Advancements in science are often difficult to achieve, but once obtained they are easily taken for granted. Who remembers today that smallpox killed between 300 million and 500 million people - yes, up to half a billion human beings - in the 20th century alone? In 1967, for example, the year the WHO announced a global smallpox eradication programme, smallpox struck 10 to 15 million people a year, killed two million, disfigured millions and left some 100,000 people blind. Unfortunately some people seem to have forgotten all of this. Today it is unheard of, in the western world, for children to die of diseases such as polio, and small pox has become an anecdote of history. This state of affairs, however, did not magically happen overnight and is only possible because of what experts consider to be one of the greatest public health achievements of the 20th century -  immunisation.

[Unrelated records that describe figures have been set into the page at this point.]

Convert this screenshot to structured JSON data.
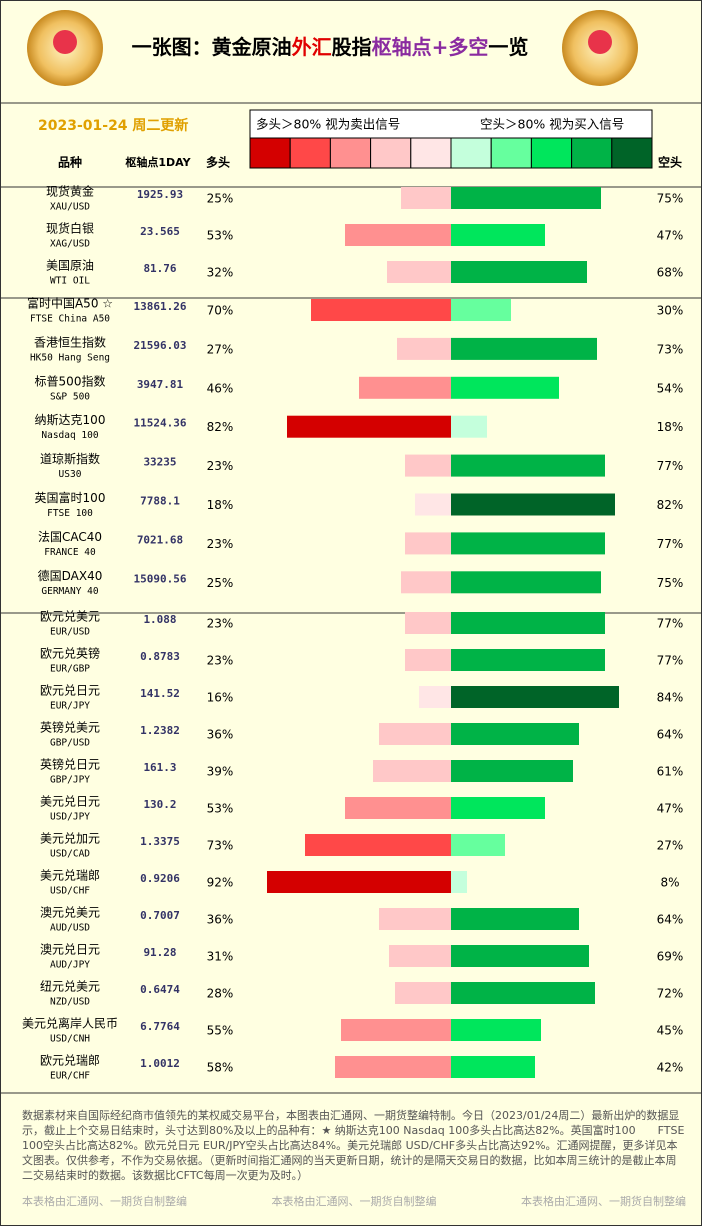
{
  "header": {
    "title_parts": [
      {
        "text": "一张图：黄金原油",
        "color": "#000000"
      },
      {
        "text": "外汇",
        "color": "#e00000"
      },
      {
        "text": "股指",
        "color": "#000000"
      },
      {
        "text": "枢轴点+多空",
        "color": "#8a2ba0"
      },
      {
        "text": "一览",
        "color": "#000000"
      }
    ],
    "date": "2023-01-24 周二更新",
    "legend_long": "多头＞80% 视为卖出信号",
    "legend_short": "空头＞80% 视为买入信号",
    "scale_colors": [
      "#d40000",
      "#ff4848",
      "#ff9090",
      "#ffc8c8",
      "#ffe6e6",
      "#c4ffdc",
      "#66ff9e",
      "#00e65c",
      "#00b347",
      "#006428"
    ]
  },
  "table": {
    "columns": [
      "品种",
      "枢轴点1DAY",
      "多头",
      "空头"
    ],
    "groups": [
      [
        {
          "name": "现货黄金",
          "code": "XAU/USD",
          "pivot": "1925.93",
          "long": 25,
          "long_label": "25%",
          "short": 75,
          "short_label": "75%"
        },
        {
          "name": "现货白银",
          "code": "XAG/USD",
          "pivot": "23.565",
          "long": 53,
          "long_label": "53%",
          "short": 47,
          "short_label": "47%"
        },
        {
          "name": "美国原油",
          "code": "WTI OIL",
          "pivot": "81.76",
          "long": 32,
          "long_label": "32%",
          "short": 68,
          "short_label": "68%"
        }
      ],
      [
        {
          "name": "富时中国A50 ☆",
          "code": "FTSE China A50",
          "pivot": "13861.26",
          "long": 70,
          "long_label": "70%",
          "short": 30,
          "short_label": "30%"
        },
        {
          "name": "香港恒生指数",
          "code": "HK50 Hang Seng",
          "pivot": "21596.03",
          "long": 27,
          "long_label": "27%",
          "short": 73,
          "short_label": "73%"
        },
        {
          "name": "标普500指数",
          "code": "S&P 500",
          "pivot": "3947.81",
          "long": 46,
          "long_label": "46%",
          "short": 54,
          "short_label": "54%"
        },
        {
          "name": "纳斯达克100",
          "code": "Nasdaq 100",
          "pivot": "11524.36",
          "long": 82,
          "long_label": "82%",
          "short": 18,
          "short_label": "18%"
        },
        {
          "name": "道琼斯指数",
          "code": "US30",
          "pivot": "33235",
          "long": 23,
          "long_label": "23%",
          "short": 77,
          "short_label": "77%"
        },
        {
          "name": "英国富时100",
          "code": "FTSE 100",
          "pivot": "7788.1",
          "long": 18,
          "long_label": "18%",
          "short": 82,
          "short_label": "82%"
        },
        {
          "name": "法国CAC40",
          "code": "FRANCE 40",
          "pivot": "7021.68",
          "long": 23,
          "long_label": "23%",
          "short": 77,
          "short_label": "77%"
        },
        {
          "name": "德国DAX40",
          "code": "GERMANY 40",
          "pivot": "15090.56",
          "long": 25,
          "long_label": "25%",
          "short": 75,
          "short_label": "75%"
        }
      ],
      [
        {
          "name": "欧元兑美元",
          "code": "EUR/USD",
          "pivot": "1.088",
          "long": 23,
          "long_label": "23%",
          "short": 77,
          "short_label": "77%"
        },
        {
          "name": "欧元兑英镑",
          "code": "EUR/GBP",
          "pivot": "0.8783",
          "long": 23,
          "long_label": "23%",
          "short": 77,
          "short_label": "77%"
        },
        {
          "name": "欧元兑日元",
          "code": "EUR/JPY",
          "pivot": "141.52",
          "long": 16,
          "long_label": "16%",
          "short": 84,
          "short_label": "84%"
        },
        {
          "name": "英镑兑美元",
          "code": "GBP/USD",
          "pivot": "1.2382",
          "long": 36,
          "long_label": "36%",
          "short": 64,
          "short_label": "64%"
        },
        {
          "name": "英镑兑日元",
          "code": "GBP/JPY",
          "pivot": "161.3",
          "long": 39,
          "long_label": "39%",
          "short": 61,
          "short_label": "61%"
        },
        {
          "name": "美元兑日元",
          "code": "USD/JPY",
          "pivot": "130.2",
          "long": 53,
          "long_label": "53%",
          "short": 47,
          "short_label": "47%"
        },
        {
          "name": "美元兑加元",
          "code": "USD/CAD",
          "pivot": "1.3375",
          "long": 73,
          "long_label": "73%",
          "short": 27,
          "short_label": "27%"
        },
        {
          "name": "美元兑瑞郎",
          "code": "USD/CHF",
          "pivot": "0.9206",
          "long": 92,
          "long_label": "92%",
          "short": 8,
          "short_label": "8%"
        },
        {
          "name": "澳元兑美元",
          "code": "AUD/USD",
          "pivot": "0.7007",
          "long": 36,
          "long_label": "36%",
          "short": 64,
          "short_label": "64%"
        },
        {
          "name": "澳元兑日元",
          "code": "AUD/JPY",
          "pivot": "91.28",
          "long": 31,
          "long_label": "31%",
          "short": 69,
          "short_label": "69%"
        },
        {
          "name": "纽元兑美元",
          "code": "NZD/USD",
          "pivot": "0.6474",
          "long": 28,
          "long_label": "28%",
          "short": 72,
          "short_label": "72%"
        },
        {
          "name": "美元兑离岸人民币",
          "code": "USD/CNH",
          "pivot": "6.7764",
          "long": 55,
          "long_label": "55%",
          "short": 45,
          "short_label": "45%"
        },
        {
          "name": "欧元兑瑞郎",
          "code": "EUR/CHF",
          "pivot": "1.0012",
          "long": 58,
          "long_label": "58%",
          "short": 42,
          "short_label": "42%"
        }
      ]
    ]
  },
  "footer": {
    "note": "数据素材来自国际经纪商市值领先的某权威交易平台，本图表由汇通网、一期货整编特制。今日（2023/01/24周二）最新出炉的数据显示，截止上个交易日结束时，头寸达到80%及以上的品种有：★ 纳斯达克100 Nasdaq 100多头占比高达82%。英国富时100　　FTSE 100空头占比高达82%。欧元兑日元 EUR/JPY空头占比高达84%。美元兑瑞郎 USD/CHF多头占比高达92%。汇通网提醒，更多详见本文图表。仅供参考，不作为交易依据。（更新时间指汇通网的当天更新日期，统计的是隔天交易日的数据，比如本周三统计的是截止本周二交易结束时的数据。该数据比CFTC每周一次更为及时。）",
    "credits": [
      "本表格由汇通网、一期货自制整编",
      "本表格由汇通网、一期货自制整编",
      "本表格由汇通网、一期货自制整编"
    ]
  }
}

This success hasn't stopped people from growing sceptical about the need to vaccinate. Scaremongering, media hyperbole and sensationalism, coupled with gross exaggeration of the risks of vaccines have made a section of society forgetful of the importance of vaccination for all of us to stay healthy.

Although vaccination is the most powerful preventive public health tool we have to protect people against a large number of communicable diseases, vaccination coverage rates in the EU are low and are even decreasing in most Member States. This is the result of greatly over-estimating the risks associated with vaccination and under-estimating the risk of communicable diseases.  

But the decrease in demand for vaccinations hasn't led to a surplus. In fact, it has led to a vaccine shortage in many Member States. There are fewer producers based in Europe now, and they have to serve an increasingly globalised market, leading to a shortage that could become critical and creating a health security challenge.

In addition, many national immunisation programmes lack solid financial planning and suffer from insufficient investments in infrastructure and surveillance and costly, inefficient and ineffective vaccine procurements. 

While Member States are responsible for the organisation and implementation of their own vaccination programmes, the EU can assist in the case of cross border health threats, which include communicable diseases. A primary tool for providing this assistance is the Joint Procurement Agreement that makes it possible for the EU Member States who have signed the agreement to buy medicines as a group, negotiating best prices and quickest and greatest availability. 

More can be done, and the Commission is currently exploring ways to bring Member State's attention to the real need to promote vaccination and to end the shortages. The time is not when there is a resurgence of a latent disease or an epidemic. The time to act is now. Let us once again remind everyone that the current standard of health that we have today has only been made possible by the vaccination programmes we have done over the years, that the risks of natural infection outweigh the risks of vaccination and that the riskier choice is always choosing not to vaccinate.